Der Tegernseer Helferkreis ist bemüht, zusammen mit dem Landratsamt Lösungen zu finden, wie man in diesem Punkt Einfluss auf die Asylbewerber nehmen könnte. Ein Zutrittsverbot für betrunkene Bewohner könne eine Maßnahmen sein. Doch darüber sei man sich noch nicht einig, erklärt Sprecherin des Helferkreises Friederike Enders. Man befinde sich aber in Gesprächen mit dem Landratsamt. Denn in einem Punkt sind sich alle einig – eine Lösung muss her.

Die umliegenden Landkreise Bad Tölz und Rosenheim sind ebenfalls mit diesem Problem in den Asylunterkünften konfrontiert. Jeffrey Pflanzer, Fachbereichsleiter Asyl des Landratsamts Bad Tölz-Wolfratshausen erklärt:

Der Alkohol ist überall ein Problem.

In den Tölzer Einrichtungen gilt daher ein Alkoholverbot, dass von den Bewohnern größtenteils ernst genommen wird. “Wir haben das Problem in den Griff bekommen.

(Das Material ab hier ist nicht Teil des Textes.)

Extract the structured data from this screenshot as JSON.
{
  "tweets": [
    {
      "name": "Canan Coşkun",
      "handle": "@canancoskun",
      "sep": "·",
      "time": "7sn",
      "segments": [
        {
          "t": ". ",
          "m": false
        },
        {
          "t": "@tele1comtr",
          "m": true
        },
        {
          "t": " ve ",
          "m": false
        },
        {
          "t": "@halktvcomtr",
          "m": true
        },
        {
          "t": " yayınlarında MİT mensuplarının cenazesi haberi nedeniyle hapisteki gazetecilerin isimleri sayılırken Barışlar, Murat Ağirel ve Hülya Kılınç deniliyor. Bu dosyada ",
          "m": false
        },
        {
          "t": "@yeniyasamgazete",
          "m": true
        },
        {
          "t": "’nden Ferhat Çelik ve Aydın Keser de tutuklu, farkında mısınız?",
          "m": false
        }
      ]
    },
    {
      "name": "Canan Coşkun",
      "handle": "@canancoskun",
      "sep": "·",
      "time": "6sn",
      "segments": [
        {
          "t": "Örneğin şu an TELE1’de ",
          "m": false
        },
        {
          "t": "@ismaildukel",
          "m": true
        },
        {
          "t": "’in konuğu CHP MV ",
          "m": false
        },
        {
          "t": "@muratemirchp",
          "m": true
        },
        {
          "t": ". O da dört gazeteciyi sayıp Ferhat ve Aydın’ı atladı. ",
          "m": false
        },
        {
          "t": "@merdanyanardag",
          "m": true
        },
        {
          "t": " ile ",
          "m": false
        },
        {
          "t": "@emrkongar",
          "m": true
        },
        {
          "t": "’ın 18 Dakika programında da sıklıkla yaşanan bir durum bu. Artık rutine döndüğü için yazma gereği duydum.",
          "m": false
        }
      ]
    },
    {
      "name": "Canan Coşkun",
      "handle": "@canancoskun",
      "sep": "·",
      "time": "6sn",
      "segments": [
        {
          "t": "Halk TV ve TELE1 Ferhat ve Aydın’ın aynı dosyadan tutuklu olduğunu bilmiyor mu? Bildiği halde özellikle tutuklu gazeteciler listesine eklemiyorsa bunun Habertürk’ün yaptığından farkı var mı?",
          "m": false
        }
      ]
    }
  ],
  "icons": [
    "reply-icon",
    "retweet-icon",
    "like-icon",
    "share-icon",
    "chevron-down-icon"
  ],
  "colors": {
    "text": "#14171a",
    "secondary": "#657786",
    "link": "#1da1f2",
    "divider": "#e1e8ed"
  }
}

Dabei stehen Kommunikation und Kontakt zu den Betroffenen an erster Stelle.”

Auch die Hausordnungen der Rosenheimer Einrichtungen untersagt den Konsum und den Besitz von Alkohol. Laut Michael Fischer, Pressesprecher des Landratsamtes Rosenheim gebe es hier aber keine nennenswerten Auseinandersetzungen.